Seen through that lens, Bill becomes a force for serious evil, and honestly, I don't think we can look at him the same way again, now that he has sentenced a vampire to death for doing what he himself has done so often. (It's no accident that we saw him feeding on that British guy just last week.) He can cite whatever principle he likes, but the fact is, Bill had a member of his own species destroyed for behaving "naturally." There's no going back to the argument that "Bill's just a decent-hearted vampire." I'm not saying he is a purely evil character -- he isn't, as we can see from his ongoing concern for Jessica and Sookie -- but he's not a dreamy romantic hero anymore. He's a character who has done great evil in the name of the greater good.

And true... in the real world, it's easier to pick a side in this battle. When, say, a group of "polite" gay men shun a flamboyant drag queen for being to "queeny," they are obviously in the wrong. It's trickier, though, when vampires shun other vampires for draining the blood of the unwilling. Moral complexity! Hooray!

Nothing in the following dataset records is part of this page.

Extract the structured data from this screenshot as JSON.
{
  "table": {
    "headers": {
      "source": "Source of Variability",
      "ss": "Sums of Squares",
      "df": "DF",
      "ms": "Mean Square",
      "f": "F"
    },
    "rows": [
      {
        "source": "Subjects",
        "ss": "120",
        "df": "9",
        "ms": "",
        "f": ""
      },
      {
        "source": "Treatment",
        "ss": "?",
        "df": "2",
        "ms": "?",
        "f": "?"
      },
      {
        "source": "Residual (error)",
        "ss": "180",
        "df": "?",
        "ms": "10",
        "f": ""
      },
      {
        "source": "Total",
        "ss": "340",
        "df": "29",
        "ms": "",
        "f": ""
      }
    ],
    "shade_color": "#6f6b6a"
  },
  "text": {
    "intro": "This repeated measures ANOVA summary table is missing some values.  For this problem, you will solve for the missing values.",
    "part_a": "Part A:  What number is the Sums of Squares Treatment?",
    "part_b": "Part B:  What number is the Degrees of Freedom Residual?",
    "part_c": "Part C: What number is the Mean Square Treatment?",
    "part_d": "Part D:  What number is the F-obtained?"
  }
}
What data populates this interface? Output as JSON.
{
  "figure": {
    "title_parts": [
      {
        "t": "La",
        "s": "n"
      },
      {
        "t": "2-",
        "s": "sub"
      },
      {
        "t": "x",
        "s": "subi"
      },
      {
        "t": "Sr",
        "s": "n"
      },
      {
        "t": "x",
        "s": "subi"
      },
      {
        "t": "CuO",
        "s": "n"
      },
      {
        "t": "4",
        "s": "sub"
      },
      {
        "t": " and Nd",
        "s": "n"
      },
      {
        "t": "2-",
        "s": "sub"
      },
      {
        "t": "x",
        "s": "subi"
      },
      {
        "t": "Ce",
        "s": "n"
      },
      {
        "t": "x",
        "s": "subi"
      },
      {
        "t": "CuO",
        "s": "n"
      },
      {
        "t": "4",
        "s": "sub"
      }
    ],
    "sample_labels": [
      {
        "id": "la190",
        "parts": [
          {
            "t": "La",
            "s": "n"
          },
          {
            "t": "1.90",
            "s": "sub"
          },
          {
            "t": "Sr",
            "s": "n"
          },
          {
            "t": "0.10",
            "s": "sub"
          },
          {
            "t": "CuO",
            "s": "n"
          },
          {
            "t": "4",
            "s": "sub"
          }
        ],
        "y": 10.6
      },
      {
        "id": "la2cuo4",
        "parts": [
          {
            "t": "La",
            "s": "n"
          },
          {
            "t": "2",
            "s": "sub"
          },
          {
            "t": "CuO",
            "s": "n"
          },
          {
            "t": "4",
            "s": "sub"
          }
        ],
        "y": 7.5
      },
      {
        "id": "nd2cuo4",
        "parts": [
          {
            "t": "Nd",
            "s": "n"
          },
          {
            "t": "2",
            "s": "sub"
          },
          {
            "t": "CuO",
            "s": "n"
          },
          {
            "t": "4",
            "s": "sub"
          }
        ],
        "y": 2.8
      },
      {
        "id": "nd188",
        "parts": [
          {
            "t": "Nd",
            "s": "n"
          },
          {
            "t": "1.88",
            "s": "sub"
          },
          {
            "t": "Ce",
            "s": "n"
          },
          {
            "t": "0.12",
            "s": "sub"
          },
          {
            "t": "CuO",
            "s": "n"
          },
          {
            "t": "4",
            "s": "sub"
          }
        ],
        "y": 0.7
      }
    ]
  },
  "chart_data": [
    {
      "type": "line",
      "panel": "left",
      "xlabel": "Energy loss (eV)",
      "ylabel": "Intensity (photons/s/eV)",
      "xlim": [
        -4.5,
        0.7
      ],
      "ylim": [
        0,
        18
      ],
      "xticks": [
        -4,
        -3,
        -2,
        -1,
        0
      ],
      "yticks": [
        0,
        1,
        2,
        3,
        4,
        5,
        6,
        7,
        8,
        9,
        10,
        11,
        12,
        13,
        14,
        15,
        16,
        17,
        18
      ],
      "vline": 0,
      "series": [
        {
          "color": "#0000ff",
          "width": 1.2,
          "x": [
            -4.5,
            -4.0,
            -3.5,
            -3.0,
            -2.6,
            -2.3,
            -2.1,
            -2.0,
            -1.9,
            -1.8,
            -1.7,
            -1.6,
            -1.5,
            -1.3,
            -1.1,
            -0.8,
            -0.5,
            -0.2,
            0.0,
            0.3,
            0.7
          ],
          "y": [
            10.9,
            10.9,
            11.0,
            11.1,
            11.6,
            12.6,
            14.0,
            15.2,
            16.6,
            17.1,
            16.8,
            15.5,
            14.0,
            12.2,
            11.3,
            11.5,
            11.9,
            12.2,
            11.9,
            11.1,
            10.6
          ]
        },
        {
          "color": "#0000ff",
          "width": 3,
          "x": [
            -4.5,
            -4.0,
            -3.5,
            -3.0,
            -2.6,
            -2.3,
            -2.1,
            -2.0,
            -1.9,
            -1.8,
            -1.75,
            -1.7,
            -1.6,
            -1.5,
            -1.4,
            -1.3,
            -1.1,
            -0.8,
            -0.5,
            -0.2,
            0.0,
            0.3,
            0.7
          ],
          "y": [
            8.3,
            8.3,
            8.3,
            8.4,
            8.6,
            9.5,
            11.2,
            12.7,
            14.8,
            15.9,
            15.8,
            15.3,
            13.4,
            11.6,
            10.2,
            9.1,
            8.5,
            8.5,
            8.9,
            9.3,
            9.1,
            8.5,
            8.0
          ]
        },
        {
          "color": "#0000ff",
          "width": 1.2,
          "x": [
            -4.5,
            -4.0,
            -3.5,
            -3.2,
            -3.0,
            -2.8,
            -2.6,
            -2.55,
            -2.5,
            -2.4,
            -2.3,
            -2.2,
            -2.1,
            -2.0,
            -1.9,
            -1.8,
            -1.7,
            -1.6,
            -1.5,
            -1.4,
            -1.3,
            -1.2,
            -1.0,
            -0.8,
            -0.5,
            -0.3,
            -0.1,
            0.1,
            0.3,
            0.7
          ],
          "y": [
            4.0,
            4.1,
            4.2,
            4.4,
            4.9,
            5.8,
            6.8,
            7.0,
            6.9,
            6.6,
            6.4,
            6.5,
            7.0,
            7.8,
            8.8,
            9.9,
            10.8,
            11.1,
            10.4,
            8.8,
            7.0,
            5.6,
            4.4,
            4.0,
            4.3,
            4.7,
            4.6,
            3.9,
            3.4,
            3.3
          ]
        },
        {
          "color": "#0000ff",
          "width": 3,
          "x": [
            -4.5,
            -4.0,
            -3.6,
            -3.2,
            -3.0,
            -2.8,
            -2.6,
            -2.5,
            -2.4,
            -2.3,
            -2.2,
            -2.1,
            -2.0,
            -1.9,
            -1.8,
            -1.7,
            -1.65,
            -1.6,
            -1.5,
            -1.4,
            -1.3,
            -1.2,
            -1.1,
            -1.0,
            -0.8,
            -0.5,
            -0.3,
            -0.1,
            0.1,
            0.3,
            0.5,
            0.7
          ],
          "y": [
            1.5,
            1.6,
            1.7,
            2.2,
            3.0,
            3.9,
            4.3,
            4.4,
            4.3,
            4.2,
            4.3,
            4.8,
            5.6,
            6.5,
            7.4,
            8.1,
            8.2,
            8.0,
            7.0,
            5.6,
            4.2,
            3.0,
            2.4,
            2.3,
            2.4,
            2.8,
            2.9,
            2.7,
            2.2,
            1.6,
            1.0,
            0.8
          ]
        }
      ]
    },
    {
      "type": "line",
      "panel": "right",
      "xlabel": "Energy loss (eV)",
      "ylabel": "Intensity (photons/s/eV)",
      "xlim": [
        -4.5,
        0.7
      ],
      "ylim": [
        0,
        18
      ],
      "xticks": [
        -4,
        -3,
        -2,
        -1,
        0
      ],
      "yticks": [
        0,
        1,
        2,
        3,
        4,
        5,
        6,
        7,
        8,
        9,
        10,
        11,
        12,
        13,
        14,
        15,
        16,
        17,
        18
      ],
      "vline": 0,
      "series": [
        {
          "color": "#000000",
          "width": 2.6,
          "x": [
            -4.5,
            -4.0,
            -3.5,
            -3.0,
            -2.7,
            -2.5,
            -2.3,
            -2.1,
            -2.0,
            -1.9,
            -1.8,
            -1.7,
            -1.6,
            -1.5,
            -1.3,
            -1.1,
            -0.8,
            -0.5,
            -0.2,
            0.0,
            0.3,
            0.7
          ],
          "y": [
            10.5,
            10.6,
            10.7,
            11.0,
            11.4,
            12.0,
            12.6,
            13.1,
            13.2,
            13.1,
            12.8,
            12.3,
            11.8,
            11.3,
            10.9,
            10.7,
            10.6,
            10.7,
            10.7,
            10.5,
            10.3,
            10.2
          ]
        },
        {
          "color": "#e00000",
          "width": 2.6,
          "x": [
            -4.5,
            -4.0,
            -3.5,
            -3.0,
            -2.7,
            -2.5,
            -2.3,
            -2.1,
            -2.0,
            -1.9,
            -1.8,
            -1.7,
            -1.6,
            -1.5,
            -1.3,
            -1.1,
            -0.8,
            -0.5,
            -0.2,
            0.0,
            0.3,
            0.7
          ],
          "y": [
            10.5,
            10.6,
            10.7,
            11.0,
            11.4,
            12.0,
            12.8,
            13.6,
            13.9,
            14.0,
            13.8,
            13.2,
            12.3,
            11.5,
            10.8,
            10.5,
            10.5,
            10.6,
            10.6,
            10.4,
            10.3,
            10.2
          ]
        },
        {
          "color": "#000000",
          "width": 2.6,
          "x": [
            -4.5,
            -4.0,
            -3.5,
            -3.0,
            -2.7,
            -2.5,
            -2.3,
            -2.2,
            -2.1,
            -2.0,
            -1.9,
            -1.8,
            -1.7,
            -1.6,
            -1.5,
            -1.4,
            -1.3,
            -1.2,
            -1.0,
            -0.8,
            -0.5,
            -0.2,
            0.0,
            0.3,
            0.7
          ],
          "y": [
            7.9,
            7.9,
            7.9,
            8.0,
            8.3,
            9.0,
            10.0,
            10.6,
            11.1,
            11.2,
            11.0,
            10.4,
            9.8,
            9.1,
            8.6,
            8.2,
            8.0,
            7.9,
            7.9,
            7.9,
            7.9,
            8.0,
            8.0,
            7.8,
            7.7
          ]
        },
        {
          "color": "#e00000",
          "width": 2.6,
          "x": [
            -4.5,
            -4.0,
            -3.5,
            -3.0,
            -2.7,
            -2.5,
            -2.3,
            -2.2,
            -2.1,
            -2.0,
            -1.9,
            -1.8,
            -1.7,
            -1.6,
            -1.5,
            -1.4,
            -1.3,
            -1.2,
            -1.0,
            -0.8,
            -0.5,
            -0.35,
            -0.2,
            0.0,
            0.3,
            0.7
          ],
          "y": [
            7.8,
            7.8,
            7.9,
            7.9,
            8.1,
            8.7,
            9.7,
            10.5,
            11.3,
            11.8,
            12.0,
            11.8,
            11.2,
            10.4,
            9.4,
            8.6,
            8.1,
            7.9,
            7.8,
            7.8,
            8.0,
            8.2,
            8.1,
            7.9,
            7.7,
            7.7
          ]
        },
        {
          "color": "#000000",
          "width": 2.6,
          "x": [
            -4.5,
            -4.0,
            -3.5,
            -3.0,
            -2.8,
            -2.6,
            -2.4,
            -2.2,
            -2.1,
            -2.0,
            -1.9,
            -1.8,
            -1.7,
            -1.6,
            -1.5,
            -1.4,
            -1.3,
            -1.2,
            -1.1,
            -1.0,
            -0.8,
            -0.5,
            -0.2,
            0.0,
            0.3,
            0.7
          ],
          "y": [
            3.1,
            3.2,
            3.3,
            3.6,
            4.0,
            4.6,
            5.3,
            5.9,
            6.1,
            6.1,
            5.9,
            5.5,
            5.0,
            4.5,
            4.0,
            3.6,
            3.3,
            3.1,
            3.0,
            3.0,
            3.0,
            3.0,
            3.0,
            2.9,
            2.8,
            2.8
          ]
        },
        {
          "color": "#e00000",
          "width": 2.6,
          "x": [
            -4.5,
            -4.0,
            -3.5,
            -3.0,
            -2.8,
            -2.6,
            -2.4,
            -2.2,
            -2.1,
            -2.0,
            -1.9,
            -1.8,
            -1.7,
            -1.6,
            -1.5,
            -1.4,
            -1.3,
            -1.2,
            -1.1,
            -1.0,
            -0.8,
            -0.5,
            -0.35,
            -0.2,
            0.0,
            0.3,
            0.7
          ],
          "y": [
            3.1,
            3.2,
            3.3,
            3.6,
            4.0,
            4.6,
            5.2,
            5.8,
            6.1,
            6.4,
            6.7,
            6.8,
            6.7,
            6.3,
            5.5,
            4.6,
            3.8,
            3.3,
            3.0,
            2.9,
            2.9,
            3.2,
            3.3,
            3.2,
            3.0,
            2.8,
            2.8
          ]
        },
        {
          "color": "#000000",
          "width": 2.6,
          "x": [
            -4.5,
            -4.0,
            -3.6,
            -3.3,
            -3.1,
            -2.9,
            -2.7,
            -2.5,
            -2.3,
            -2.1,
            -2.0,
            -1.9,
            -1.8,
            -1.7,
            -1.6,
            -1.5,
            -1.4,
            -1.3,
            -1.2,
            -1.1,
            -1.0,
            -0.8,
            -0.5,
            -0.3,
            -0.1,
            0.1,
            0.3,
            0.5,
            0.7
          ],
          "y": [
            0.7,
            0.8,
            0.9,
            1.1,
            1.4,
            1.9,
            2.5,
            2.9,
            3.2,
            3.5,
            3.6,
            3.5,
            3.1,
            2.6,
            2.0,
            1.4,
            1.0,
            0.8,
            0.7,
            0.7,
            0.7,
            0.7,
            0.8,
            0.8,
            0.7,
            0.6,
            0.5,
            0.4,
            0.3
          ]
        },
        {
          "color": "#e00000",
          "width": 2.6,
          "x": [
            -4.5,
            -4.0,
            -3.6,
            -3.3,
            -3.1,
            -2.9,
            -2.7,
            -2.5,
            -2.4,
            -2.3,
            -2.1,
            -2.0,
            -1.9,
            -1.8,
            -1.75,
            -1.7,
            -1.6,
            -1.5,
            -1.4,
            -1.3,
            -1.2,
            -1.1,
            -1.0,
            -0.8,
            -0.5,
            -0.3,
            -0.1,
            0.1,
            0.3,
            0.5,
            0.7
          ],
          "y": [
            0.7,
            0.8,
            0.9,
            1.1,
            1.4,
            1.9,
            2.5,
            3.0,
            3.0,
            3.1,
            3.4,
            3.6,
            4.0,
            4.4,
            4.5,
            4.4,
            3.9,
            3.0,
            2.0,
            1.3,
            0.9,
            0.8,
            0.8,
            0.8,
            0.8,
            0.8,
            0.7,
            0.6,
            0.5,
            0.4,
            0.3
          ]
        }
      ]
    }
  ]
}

But you know what's less morally complex? A group of meth-heads... sorry, v-heads... kidnapping Jason, turning him into a werepanther against his will, and then force-feeding him Mexican Viagra so the women can rape him until he gets them pregnant. It's just awful. The show makes it slightly more palatable by making it clear that the Hotshotters believe they must breed with Jason in order to survive as a species, but still... he's being raped. This is a powerful storyline, but I hope Jason gets untied soon. We just got Tara up on her feet, and I'm not interested in watching yet another character be a passive victim for weeks on end.

Moving on, let me give quick winks to Alcide and the recently-drug-free Debbie. Sookie is right to drop her "please look after Eric" plan when she realizes that a former v-addict is still skulking around Alcide's life. Debbie will go kaboom sooner or later, as will Tommy, who is nastily plotting to bilk Hoyt's mama out of her house and some money she may be coming into. Maybe Debbie and Tommy can join forces with Arlene's Evil Baby, who is obviously the best character of all time. When I see Evil Baby playing with the Evil BabyDoll (the one that keeps finding its way back to Jessica and Hoyt's house), I just want to clap my hands and holler for joy.

But even Evil BabyDoll can't compete this week with Marnie the Witch, who is so eager to supplicate herself to the ghost-spirit-demon of that pretty brunette woman that she slices the hell out of her arms and drips her blood into a silver goblet while delivering a Tennessee Williams-esque monologue about sacrifice in the name of unholy devotion. Fiona Shaw makes this moment crazy and desperate and fascinating, and she once again makes me wish I'd seen her celebrated turn as Medea a few years ago. But for now, I can savor her twitchy devotion to Magick, and I can declare that last slice of her arm our Sucker Punch of the Week.